Stanford’s New Institute To Ensure AI Is ‘Representative Of Humanity’ Mostly Staffed By White Guys

Stanford University, the bastion of higher education known for manufacturing Silicon Valley’s future, launched the Institute for Human-Centered Artificial Intelligence this week with a massive party. Big names and billionaires like Bill Gates and Gavin Newsom filed into campus to back the stated mission that “the creators and designers of AI must be broadly representative of humanity.”

The new AI institute has more than 100 faculty members listed on their website and, on Thursday, cybersecurity executive Chad Loder noticed that not a single member of Stanford’s new AI faculty was black.

What happened next was a weird feat of public relations.

When Gizmodo reached out to Stanford on Thursday morning, the institute’s website was quickly updated to include one previously unlisted faculty member, Juliana Bidadanure, an assistant professor of philosophy.

Bidadanure was not listed among the institute’s staff prior to our email to the school on Thursday, according to a version of the page preserved on the Wayback Machine, but she did speak this week at the institute’s opening event.

In fact, the school appeared to be adding Bidadanure, and later her bio, to the faculty page as I was writing this article.

Based on our count, the institute’s faculty includes 72 white men out of 114 total staffers, or 63 per cent—a figure that apparently can change at any moment. Stanford did not respond to our questions.

After a one-hour drive to Stanford, I waited on Wednesday night in a long line of 150 people in Berkeley, California, to get into a sold-out auditorium. We all came to hear the Oxford Internet Institute’s Dr. Safiya Noble, author of the 2018 book Algorithms of Oppression, talk about how Silicon Valley’s algorithms—the code driving everything from search engines to artificial intelligence—can reinforce racism.

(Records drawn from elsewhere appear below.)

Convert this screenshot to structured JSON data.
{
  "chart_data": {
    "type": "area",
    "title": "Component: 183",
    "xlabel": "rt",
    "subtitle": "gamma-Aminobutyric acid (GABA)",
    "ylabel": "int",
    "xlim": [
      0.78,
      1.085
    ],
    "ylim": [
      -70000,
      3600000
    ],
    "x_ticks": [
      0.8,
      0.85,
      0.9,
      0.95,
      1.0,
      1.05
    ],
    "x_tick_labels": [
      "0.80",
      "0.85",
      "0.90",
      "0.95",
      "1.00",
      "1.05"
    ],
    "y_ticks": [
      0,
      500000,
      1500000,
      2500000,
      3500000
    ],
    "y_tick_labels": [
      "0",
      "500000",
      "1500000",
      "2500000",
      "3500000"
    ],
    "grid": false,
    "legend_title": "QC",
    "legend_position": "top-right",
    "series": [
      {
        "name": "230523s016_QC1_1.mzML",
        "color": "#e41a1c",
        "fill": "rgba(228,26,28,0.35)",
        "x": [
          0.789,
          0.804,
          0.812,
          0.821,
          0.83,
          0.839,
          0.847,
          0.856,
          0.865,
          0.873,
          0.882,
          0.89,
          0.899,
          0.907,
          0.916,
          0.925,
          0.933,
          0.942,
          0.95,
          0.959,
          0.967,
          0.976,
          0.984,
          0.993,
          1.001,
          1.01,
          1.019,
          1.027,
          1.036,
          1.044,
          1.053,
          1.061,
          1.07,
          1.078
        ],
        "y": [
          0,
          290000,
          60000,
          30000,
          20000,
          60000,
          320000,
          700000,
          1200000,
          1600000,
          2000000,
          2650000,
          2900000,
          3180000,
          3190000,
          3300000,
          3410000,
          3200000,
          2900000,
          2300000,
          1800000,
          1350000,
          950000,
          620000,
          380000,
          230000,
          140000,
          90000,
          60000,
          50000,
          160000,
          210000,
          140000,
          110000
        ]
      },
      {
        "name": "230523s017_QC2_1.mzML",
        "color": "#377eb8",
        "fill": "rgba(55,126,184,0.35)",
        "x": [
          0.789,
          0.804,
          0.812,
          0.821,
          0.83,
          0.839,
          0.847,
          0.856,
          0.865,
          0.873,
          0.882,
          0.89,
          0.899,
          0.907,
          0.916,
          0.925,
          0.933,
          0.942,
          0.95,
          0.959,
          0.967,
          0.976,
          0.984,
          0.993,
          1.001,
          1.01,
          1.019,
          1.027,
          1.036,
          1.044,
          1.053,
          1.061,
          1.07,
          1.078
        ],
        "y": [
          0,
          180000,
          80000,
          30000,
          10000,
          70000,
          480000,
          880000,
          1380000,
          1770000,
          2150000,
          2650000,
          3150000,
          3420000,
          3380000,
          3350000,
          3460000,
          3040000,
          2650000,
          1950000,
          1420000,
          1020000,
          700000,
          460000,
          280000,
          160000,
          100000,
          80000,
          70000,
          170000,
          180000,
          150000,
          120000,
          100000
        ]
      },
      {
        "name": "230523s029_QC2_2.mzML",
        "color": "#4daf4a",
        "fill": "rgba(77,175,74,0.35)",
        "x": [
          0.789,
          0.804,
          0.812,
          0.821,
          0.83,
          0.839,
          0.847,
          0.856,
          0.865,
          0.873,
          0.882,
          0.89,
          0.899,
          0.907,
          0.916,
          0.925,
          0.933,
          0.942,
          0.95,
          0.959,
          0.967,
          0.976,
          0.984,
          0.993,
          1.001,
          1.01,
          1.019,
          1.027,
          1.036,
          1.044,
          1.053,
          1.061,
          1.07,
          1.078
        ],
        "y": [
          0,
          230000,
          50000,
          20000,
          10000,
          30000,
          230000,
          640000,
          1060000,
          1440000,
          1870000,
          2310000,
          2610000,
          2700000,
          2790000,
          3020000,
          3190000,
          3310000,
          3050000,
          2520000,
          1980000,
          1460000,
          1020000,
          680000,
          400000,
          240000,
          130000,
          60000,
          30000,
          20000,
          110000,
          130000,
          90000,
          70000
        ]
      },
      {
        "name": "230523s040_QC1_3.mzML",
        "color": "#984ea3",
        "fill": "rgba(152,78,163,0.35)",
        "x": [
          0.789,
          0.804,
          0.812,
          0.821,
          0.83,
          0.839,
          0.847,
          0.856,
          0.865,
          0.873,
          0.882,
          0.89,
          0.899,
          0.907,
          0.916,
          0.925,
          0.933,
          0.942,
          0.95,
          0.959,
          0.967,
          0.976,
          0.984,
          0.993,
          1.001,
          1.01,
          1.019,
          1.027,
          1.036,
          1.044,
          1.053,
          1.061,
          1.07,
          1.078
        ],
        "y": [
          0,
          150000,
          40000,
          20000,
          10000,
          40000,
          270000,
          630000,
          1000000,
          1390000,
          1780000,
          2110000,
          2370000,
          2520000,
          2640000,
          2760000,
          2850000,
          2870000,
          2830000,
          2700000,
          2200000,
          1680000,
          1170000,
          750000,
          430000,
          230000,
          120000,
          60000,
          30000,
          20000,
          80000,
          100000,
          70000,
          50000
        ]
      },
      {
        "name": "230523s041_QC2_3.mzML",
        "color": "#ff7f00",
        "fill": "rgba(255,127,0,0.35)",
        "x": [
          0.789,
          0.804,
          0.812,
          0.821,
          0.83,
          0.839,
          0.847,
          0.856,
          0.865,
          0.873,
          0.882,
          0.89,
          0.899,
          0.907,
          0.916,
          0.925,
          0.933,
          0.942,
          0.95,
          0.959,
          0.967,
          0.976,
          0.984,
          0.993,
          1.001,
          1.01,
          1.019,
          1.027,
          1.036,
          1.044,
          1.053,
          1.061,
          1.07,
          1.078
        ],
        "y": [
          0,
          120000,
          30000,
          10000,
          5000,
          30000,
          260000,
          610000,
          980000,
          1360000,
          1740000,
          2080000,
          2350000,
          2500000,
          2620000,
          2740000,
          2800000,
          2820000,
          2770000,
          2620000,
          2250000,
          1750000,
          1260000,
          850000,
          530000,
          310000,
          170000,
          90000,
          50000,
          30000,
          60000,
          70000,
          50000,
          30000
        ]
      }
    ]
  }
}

“It was very difficult to find people who would be on a dissertation committee in 2010 that would be willing to put their name on the line and say we think technology can discriminate or that algorithms can discriminate,” Noble, who began her research a decade ago, said in Berkeley last night.

“What most people were saying at the time was that, ‘It’s just maths. Code can’t discriminate.’ That was the dominant discourse. I took a lot of body-blows trying to argue that there can be racist and sexist bias in our technology platform. And yet here we are today.”

Today, we live in an age where predictive policing is real and can disproportionately hit minority communities, job hiring is handled by AI and can discriminate against women, where Google and Facebook’s algorithms often decide what information we see and which conspiracy theory YouTube serves up next.

But the algorithms making those decisions are closely guarded company secrets with global impact.

In Silicon Valley and the broader Bay Area, the conversation and the speakers have shifted. It’s no longer a question of if technology can discriminate. The questions now include who can be impacted, how we can fix it, and what are we even building anyway?

When a group of mostly white engineers gets together to build these systems, the impact on black communities is particularly stark. Algorithms can reinforce racism in domains like housing and policing.

Algorithm bias mirrors what we see in the real world. Artificial intelligence mirrors its developers and the data sets it’s trained on.

Where there used to be a popular mythology that algorithms were just technology’s way of serving up objective knowledge, there’s now a loud and increasingly global argument about just who is building the tech and what it’s doing to the rest of us.

The emergence of the artificial intelligence industry is pushing it even further as AI systems that will dominate our lives are learning and automating decisions in processes that are increasingly opaque and less accountable.

Last month, over 40 civil rights groups wrote a letter calling on Congress to address data-driven discrimination. And in December, the Electronic Privacy Information Center (EPIC) sent a statement to the House Judiciary Committee detailing the argument that “algorithmic transparency” should be required for tech firms.

“At the intersection of law and technology, knowledge of the algorithm is a fundamental human right,” Marc Rotenberg, EPIC’s president, said on the issue.

The stated goal of Stanford’s new human-AI institute is admirable. But to get to a group that is truly “broadly representative of humanity,” they’ve got a ways to go.